Car Works nearly clean

 
Jeremy Nash News-Herald.net
 
Remediation of the contaminant-riddled soil in the old Lenoir Car Works site is inching closer to finalization, capping a nearly two-year cleanup process that could open the property for future commercial or industrial use.

Rehabilitation of the nearly 100 acres owned by Southern Regional Industrial Realty Inc., a subsidiary of Norfolk Southern, is about 95 percent complete, Kelly Brockman, Tennessee Department of Environment and Conservation communications director, said.

“I know there’s some cleanup they’re doing on the southern portion of the site, but after that I think it’s just they’ll do the final grading and cover everything,” Brockman said.

About 25 acres remain to be cleared, 19 of which are “mostly remediated with the final stringers of slag and foundry sand being removed,” Russell McDaniel, Norfolk Southern environmental engineering director, said.

Cleanup began in July 2012 after lead and arsenic were found in the soil. Minor volumes of petroleum-contaminated sand and soil were also discovered during excavation.

“The eastern parcel off C Street, about 11 acres, was remediated last year, and the work this year began on the west side near the recycling center and proceeded eastward,” McDaniel said in an email. “The waste material is remaining on site in containment cells that occupy about 20 acres and separate the eastern and western parcels. The cells are capped with two feet of clay and soil as approved by the state and similar to a municipal landfill cap.”

Despite the project being “a few months behind schedule” due to the weather, work with heavy equipment plans to be finished by the end of July, McDaniel said.

“The only source of delay has been the relatively wet winter and spring that has affected the entire Southeast over the past several months,” McDaniel said. “It’s been difficult for the heavy equipment to move the slag and foundry sand in the clay-rich soils of Lenoir City when they have been wet. The soils typically take a few days to dry so the heavy equipment can resume work.”

Lenoir City Utilities Board abandoned the 12-inch water line that restricted cleanup on the Lenoir Car Works property and has since constructed a line underneath C Street. Construction cost about $300,000, with about half of the funds coming from an Appalachian Regional Commission grant of $144,000.

Herbert Sarten, LCUB Water, Sewer and Gas manager, said the water line tie-in started Jan. 16 and ended April 16. Hopes were for construction to last 120 days, but weather and permits lingered the project’s completion for about another 30 days, he said.

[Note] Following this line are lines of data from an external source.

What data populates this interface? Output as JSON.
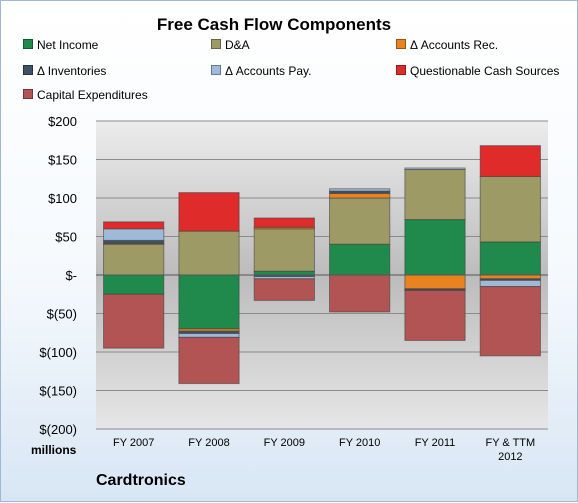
{
  "chart_data": {
    "type": "bar",
    "stacked": true,
    "title": "Free Cash Flow Components",
    "unit_label": "millions",
    "company": "Cardtronics",
    "categories": [
      "FY 2007",
      "FY 2008",
      "FY 2009",
      "FY 2010",
      "FY 2011",
      "FY & TTM|2012"
    ],
    "ylim": [
      -200,
      200
    ],
    "yticks": [
      {
        "value": 200,
        "label": "$200"
      },
      {
        "value": 150,
        "label": "$150"
      },
      {
        "value": 100,
        "label": "$100"
      },
      {
        "value": 50,
        "label": "$50"
      },
      {
        "value": 0,
        "label": "$-"
      },
      {
        "value": -50,
        "label": "$(50)"
      },
      {
        "value": -100,
        "label": "$(100)"
      },
      {
        "value": -150,
        "label": "$(150)"
      },
      {
        "value": -200,
        "label": "$(200)"
      }
    ],
    "legend_position": "top",
    "grid": true,
    "series": [
      {
        "name": "Net Income",
        "color": "#1f8a4c",
        "values": [
          -25,
          -70,
          5,
          40,
          72,
          43
        ]
      },
      {
        "name": "D&A",
        "color": "#9e9a66",
        "values": [
          40,
          57,
          55,
          60,
          65,
          85
        ]
      },
      {
        "name": "Δ Accounts Rec.",
        "color": "#e8831f",
        "values": [
          1,
          -3,
          2,
          6,
          -18,
          -5
        ]
      },
      {
        "name": "Δ Inventories",
        "color": "#3c5266",
        "values": [
          4,
          -3,
          -2,
          3,
          -2,
          -2
        ]
      },
      {
        "name": "Δ Accounts Pay.",
        "color": "#9fbad8",
        "values": [
          15,
          -5,
          -3,
          3,
          2,
          -8
        ]
      },
      {
        "name": "Questionable Cash Sources",
        "color": "#e02b2b",
        "values": [
          9,
          50,
          12,
          0,
          0,
          40
        ]
      },
      {
        "name": "Capital Expenditures",
        "color": "#b35454",
        "values": [
          -70,
          -60,
          -28,
          -48,
          -65,
          -90
        ]
      }
    ]
  }
}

“It’s been tied back into 1st Avenue, so we’re feeding that way — C Street, 1st Avenue, G Street to the tank,” Sarten said. “So that line has been abandoned. We still have water on the project on one end, but it’s not anything — in fact, it’s where they wanted it so they could use it to keep everything wet down.”

Lenoir City Administrator Jim Wilburn said Norfolk Southern still looks to use the remediated property for a rail-based service.

Once field work is completed, McDaniel said the next step will be surveying remediated parcels so that available areas for redevelopment will have “legal descriptions in the deeds.” Surveying will be submitted to TDEC for review and approval, he said.

“The goal of the project is to return the property to productive use in the community and the economy,” McDaniel said. “NS would like to have rail-served customer or customers on the parcels, and would like to see Lenoir City benefit from jobs and tax revenue. At this time, NS has not settled on a single redevelopment scenario.”